Positive test for terror toxins in Iraq

MSNBC.com finds signs of ricin, botulinum at Islamic militants’ camp
Tests like those used by U.N. weapons inspectors gave positive results for the toxins ricin and botulinum in a training camp linked to al-Qaida.


EXCLUSIVE
By Preston Mendenhall
MSNBC

SARGAT, Iraq, April 4 — MSNBC.com tests reveal evidence of the deadly toxins ricin and botulinum at a laboratory in a remote mountain region of northern Iraq allegedly used as a terrorist training camp by Islamic militants with ties to the al-Qaida terrorist network. The U.S. Central Intelligence Agency is conducting its own tests at the same area, but has not yet released the results, according to officials in northern Iraq.
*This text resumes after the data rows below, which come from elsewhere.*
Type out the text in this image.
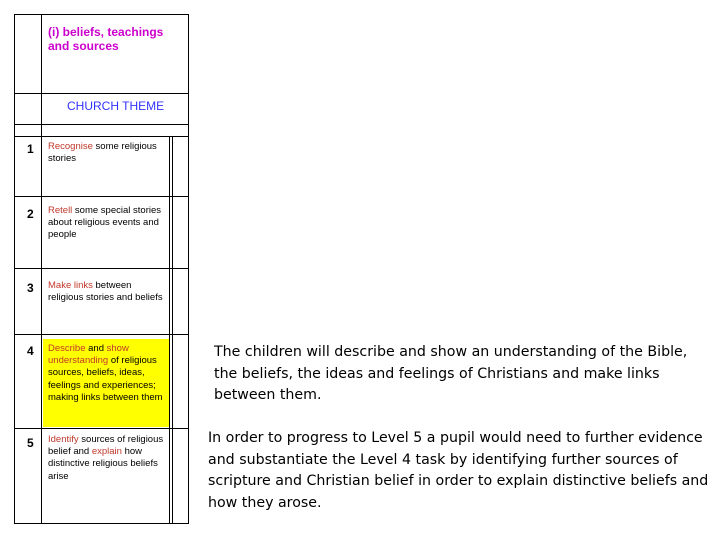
(i) beliefs, teachings
and sources
CHURCH THEME
1 Recognise some religious stories
2 Retell some special stories about religious events and people
3 Make links between religious stories and beliefs
4 Describe and show understanding of religious sources, beliefs, ideas, feelings and experiences; making links between them
5 Identify sources of religious belief and explain how distinctive religious beliefs arise
The children will describe and show an understanding of the Bible, the beliefs, the ideas and feelings of Christians and make links between them.
In order to progress to Level 5 a pupil would need to further evidence and substantiate the Level 4 task by identifying further sources of scripture and Christian belief in order to explain distinctive beliefs and how they arose.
MSNBC.COM’S TESTS were conducted over a two-day period at Sargat, an alleged terrorist training camp a mile from the Iraq-Iran border. The camp, set back in an isolated valley and surrounded by snowcapped peaks, was home to the radical Islamic militant group Ansar al-Islam, which counts among its some 700 followers scores of al-Qaida fighters.
In a Feb. 5 speech to the U.N. Security Council, U.S. Secretary of State Colin Powell showed a satellite photo of the Sargat camp and described Ansar al-Islam as “teaching its operatives how to produce ricin and other poisons.” U.S. officials have repeated the allegations in recent weeks.
In an operation timed to coincide with the war on Iraq, U.S. special operations forces have targeted Ansar al-Islam’s militants in northern Iraq. Hundreds of Islamists, including al-Qaida fighters who took refuge in northern Iraq after the fall of the Taliban in Afghanistan, have been killed.
Although U.S. officials for months have leveled charges that the Ansar al-Islam and al-Qaida militants were producing poisons in northern Iraq, it wasn’t until this week that specialist American teams were able to gain access to the Sargat camp to test for traces of biological and chemical weapons.
Experts believe the Islamic group was producing the substances in the camp as both toxins can be created from everyday products and simple procedures.